If $g(x_1,x_2)$ is analytic in $R^2$ and $g$ is a function of $\|x\|$ only. Is $h(\|x\|)=g(x_1,x_2)$ analytic in $\|x\|$?

Question

Let $g(x_1,x_2)$ be a real-anaytic function of the pair $(x_1,x_2)$.

Also, suppose that $g(x_1,x_2)$ is only a fuction of $\|x\|=\sqrt{x_1^2+x_2^2} $. That is \begin{align} h(\|x\|)= g(x_1,x_2). \end{align}

Question: Is $h(\|x\|)$ an analytic function of $\|x\|$?

Answer 1

Yes, because we can define $$h(t) = g(t,0)$$ an analytic function on $\mathbb{R}$. Then clearly $$h(\|x\|)= g(\|x\|,0) = g(x_1,x_2)$$ Note that $h$ is an even function, $h(-t)= h(t)$ for all $t$.
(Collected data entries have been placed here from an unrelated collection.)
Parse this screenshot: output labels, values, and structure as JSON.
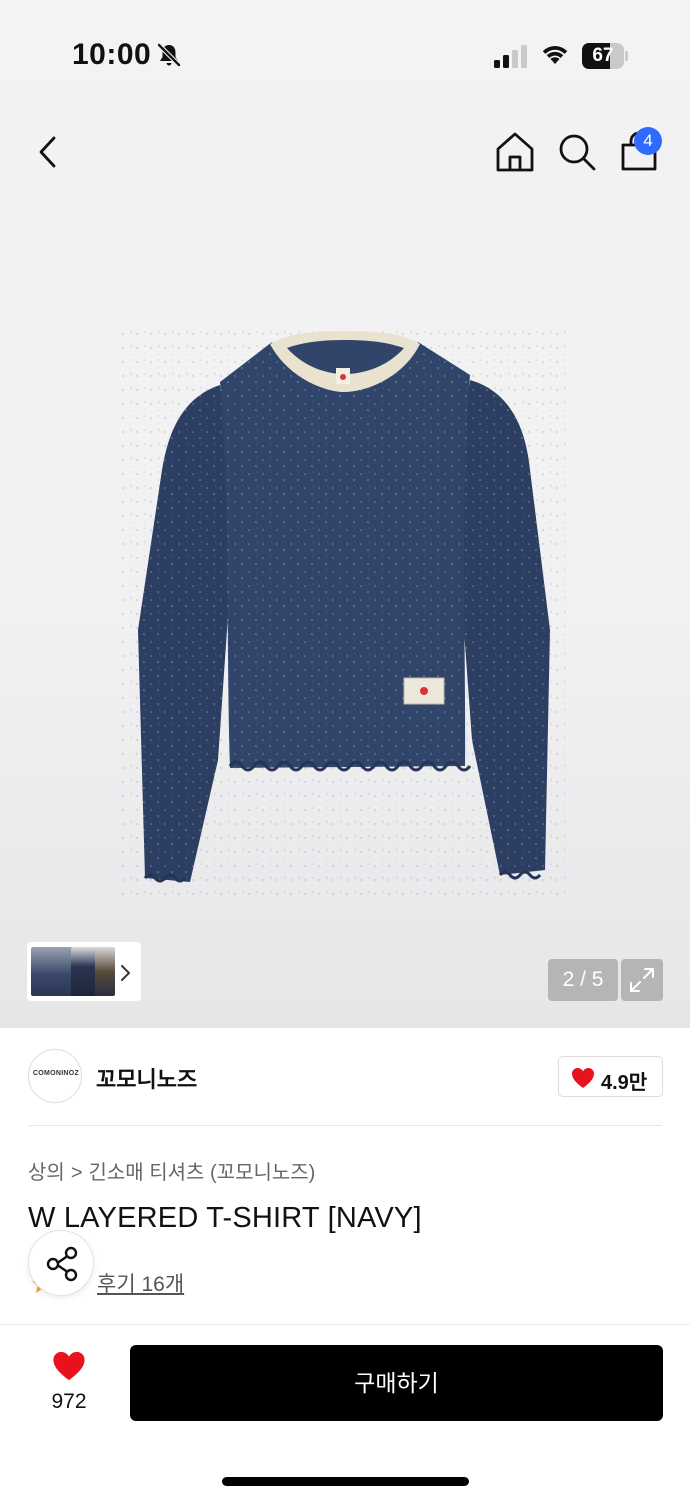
{
  "status_bar": {
    "time": "10:00",
    "battery_percent": "67",
    "battery_level": 0.67,
    "icons": [
      "bell-slash-icon",
      "cellular-signal-icon",
      "wifi-icon",
      "battery-icon"
    ]
  },
  "nav": {
    "icons": [
      "chevron-left-icon",
      "home-icon",
      "search-icon",
      "shopping-bag-icon"
    ],
    "cart_badge": "4"
  },
  "gallery": {
    "page_counter": "2 / 5",
    "icons": [
      "chevron-right-icon",
      "expand-icon"
    ]
  },
  "brand": {
    "logo_text": "COMONINOZ",
    "name": "꼬모니노즈",
    "like_count": "4.9만"
  },
  "breadcrumb": {
    "level1": "상의",
    "separator": ">",
    "level2": "긴소매 티셔츠 (꼬모니노즈)"
  },
  "product": {
    "title": "W LAYERED T-SHIRT [NAVY]",
    "review_link": "후기 16개"
  },
  "bottom_bar": {
    "like_count": "972",
    "buy_label": "구매하기"
  },
  "colors": {
    "accent_blue": "#2f6bff",
    "heart_red": "#e8121f",
    "buy_button": "#000000",
    "sweater_navy": "#2c3e61",
    "collar_cream": "#e8e2cf"
  }
}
A related question is whether we have $g(x_1, x_2)=f(\|x\|^2)$ for some analytic function $f$ (equivalently, is $h(t)= f(t^2)$?) One can find such a (unique such ) function $f$ analytic, but $f$ may only be defined on $(-\delta, \infty)$ for some $\delta>0$.